The contribution of 196 Royal Australian Navy members as part of a combined Australian and United States helicopter unit during the Vietnam War has been recognised at a ceremony at the Australian War Memorial.
The helicopter pilots, gunners, aircrew and support staff were part of Helicopter Flight Vietnam, integrated with the US Army's 135th Assault Helicopter Company (AHC) flying helicopters in both utility and gunship configurations. They transported around 250,000 troops per year into and out of battle over a four year period.
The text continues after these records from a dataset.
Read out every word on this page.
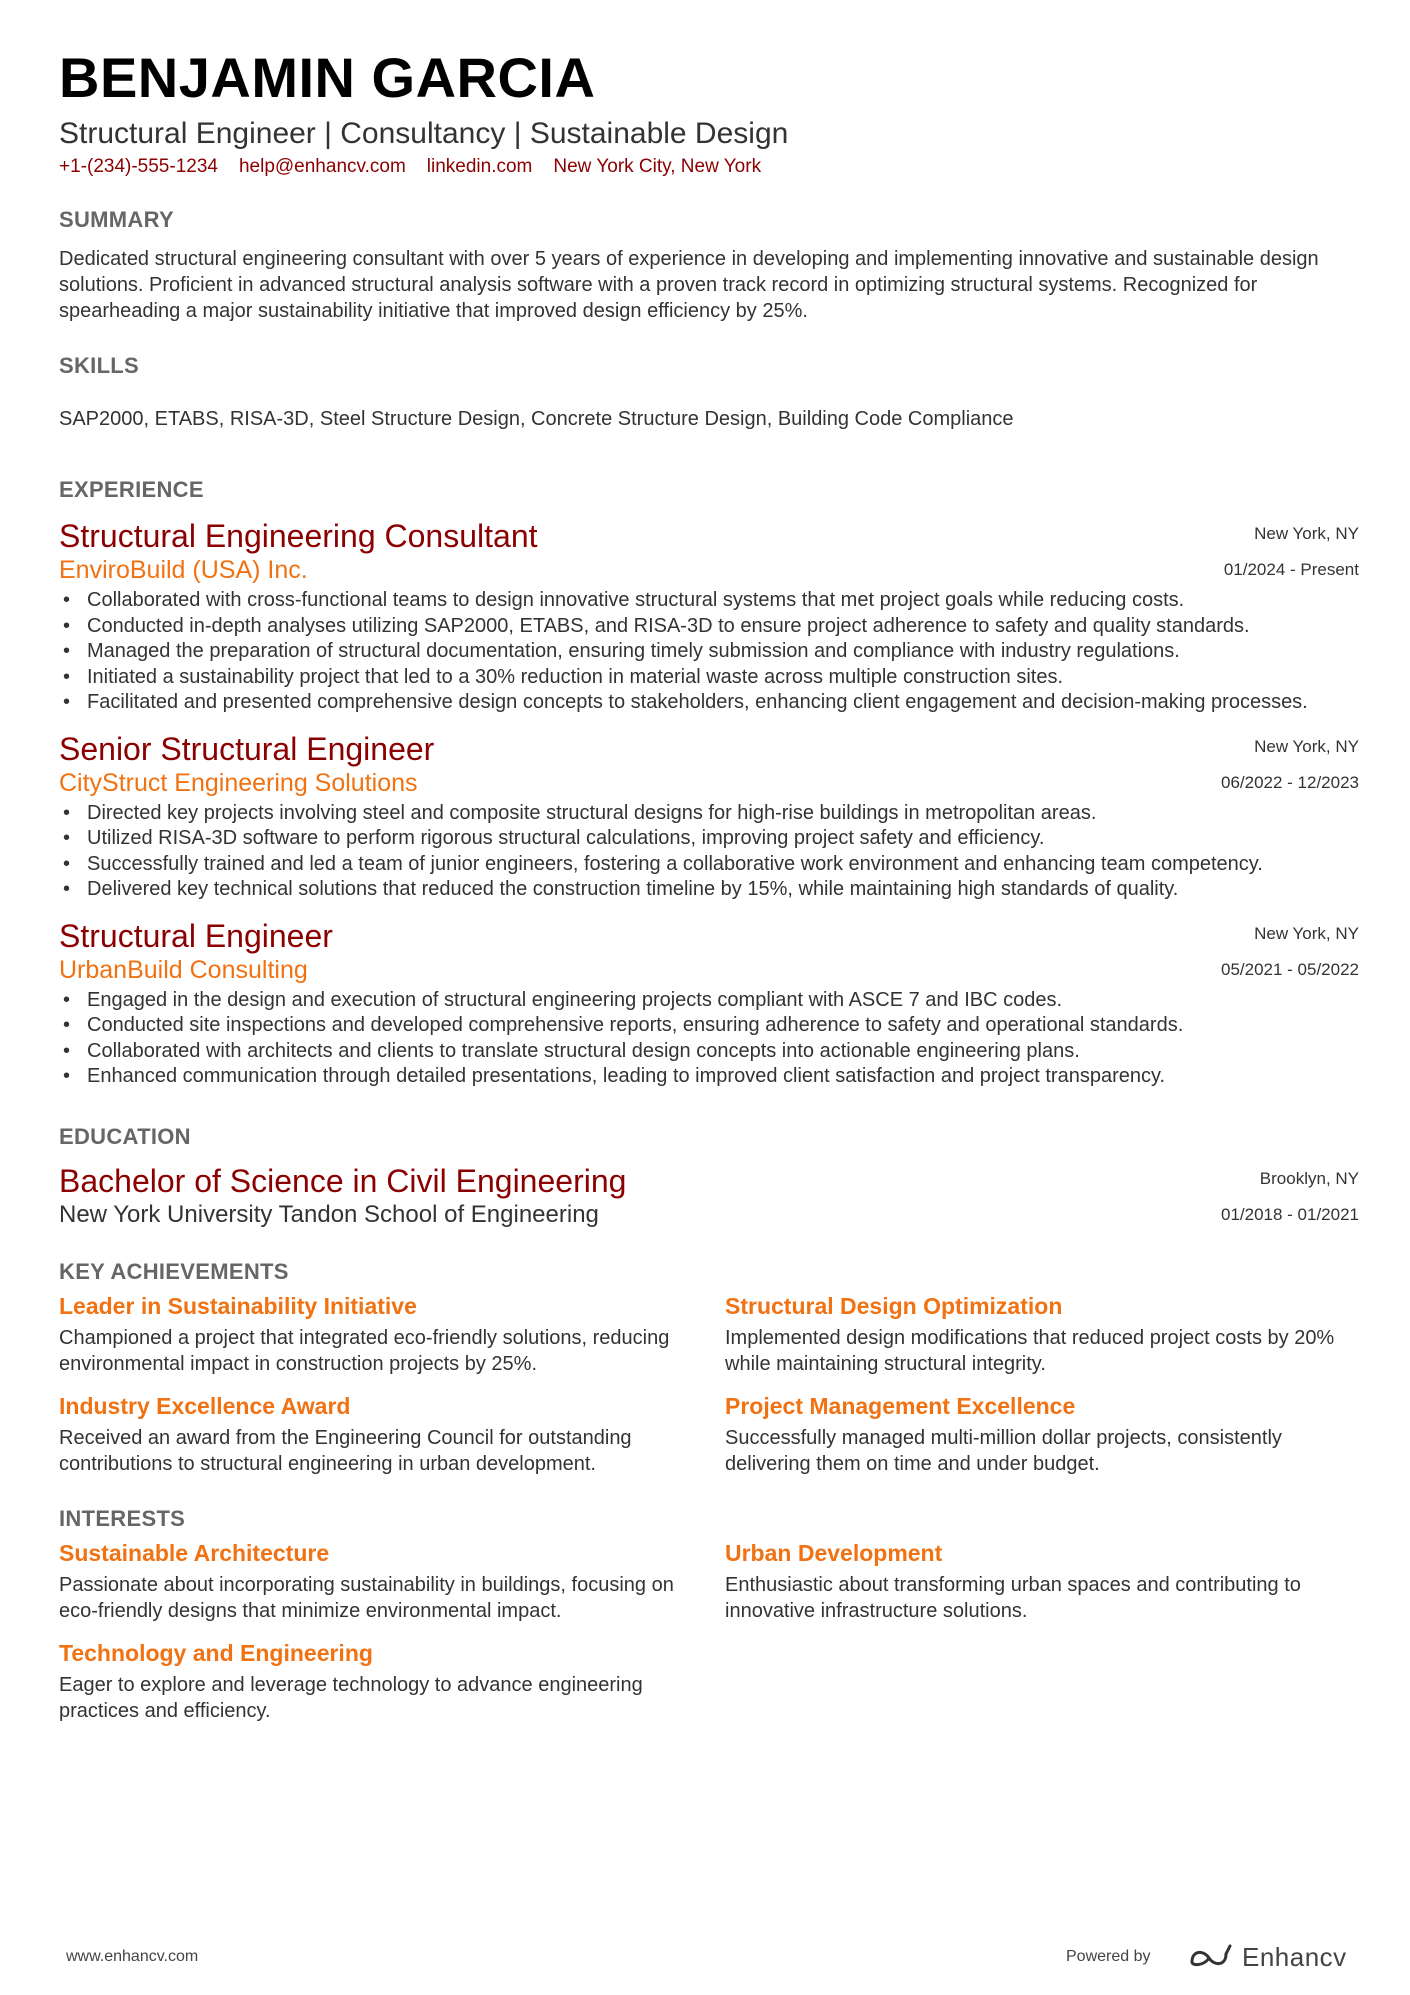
BENJAMIN GARCIA
Structural Engineer | Consultancy | Sustainable Design
+1-(234)-555-1234 help@enhancv.com linkedin.com New York City, New York
SUMMARY
Dedicated structural engineering consultant with over 5 years of experience in developing and implementing innovative and sustainable design solutions. Proficient in advanced structural analysis software with a proven track record in optimizing structural systems. Recognized for spearheading a major sustainability initiative that improved design efficiency by 25%.
SKILLS
SAP2000, ETABS, RISA-3D, Steel Structure Design, Concrete Structure Design, Building Code Compliance
EXPERIENCE
Structural Engineering Consultant
EnviroBuild (USA) Inc.
New York, NY
01/2024 - Present
• Collaborated with cross-functional teams to design innovative structural systems that met project goals while reducing costs.
• Conducted in-depth analyses utilizing SAP2000, ETABS, and RISA-3D to ensure project adherence to safety and quality standards.
• Managed the preparation of structural documentation, ensuring timely submission and compliance with industry regulations.
• Initiated a sustainability project that led to a 30% reduction in material waste across multiple construction sites.
• Facilitated and presented comprehensive design concepts to stakeholders, enhancing client engagement and decision-making processes.
Senior Structural Engineer
CityStruct Engineering Solutions
New York, NY
06/2022 - 12/2023
• Directed key projects involving steel and composite structural designs for high-rise buildings in metropolitan areas.
• Utilized RISA-3D software to perform rigorous structural calculations, improving project safety and efficiency.
• Successfully trained and led a team of junior engineers, fostering a collaborative work environment and enhancing team competency.
• Delivered key technical solutions that reduced the construction timeline by 15%, while maintaining high standards of quality.
Structural Engineer
UrbanBuild Consulting
New York, NY
05/2021 - 05/2022
• Engaged in the design and execution of structural engineering projects compliant with ASCE 7 and IBC codes.
• Conducted site inspections and developed comprehensive reports, ensuring adherence to safety and operational standards.
• Collaborated with architects and clients to translate structural design concepts into actionable engineering plans.
• Enhanced communication through detailed presentations, leading to improved client satisfaction and project transparency.
EDUCATION
Bachelor of Science in Civil Engineering
New York University Tandon School of Engineering
Brooklyn, NY
01/2018 - 01/2021
KEY ACHIEVEMENTS
Leader in Sustainability Initiative
Championed a project that integrated eco-friendly solutions, reducing environmental impact in construction projects by 25%.
Structural Design Optimization
Implemented design modifications that reduced project costs by 20% while maintaining structural integrity.
Industry Excellence Award
Received an award from the Engineering Council for outstanding contributions to structural engineering in urban development.
Project Management Excellence
Successfully managed multi-million dollar projects, consistently delivering them on time and under budget.
INTERESTS
Sustainable Architecture
Passionate about incorporating sustainability in buildings, focusing on eco-friendly designs that minimize environmental impact.
Urban Development
Enthusiastic about transforming urban spaces and contributing to innovative infrastructure solutions.
Technology and Engineering
Eager to explore and leverage technology to advance engineering practices and efficiency.
www.enhancv.com	Powered by	Enhancv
Members of the Royal Australian Navy Helicopter Flight Vietnam (RANHFV) were presented with a Unit Citation for Gallantry at the ceremony. The presentation was conducted by the Governor General of Australia, His Excellency General the Honourable Sir Peter Cosgrove AK MC (Retd) along with Minister for Defence Personnel, the Hon Darren Chester MP and Vice Admiral Timothy William Barrett, AO, CSC representing the Chief of Navy Australia.
A number of high level honours had previously been awarded to individual RANHFV members. The decision to award the Unit Citation for Gallantry was made after a formal review by the Defence Honours and Awards Appeals Tribunal in 2017.
Addressing the ceremony, Vice Admiral Barrett said that the month the 135th Assault Helicopter Company was declared operational, the Company flew 3,182 hours, carried 17,203 troops and had only one stand-down day that whole month.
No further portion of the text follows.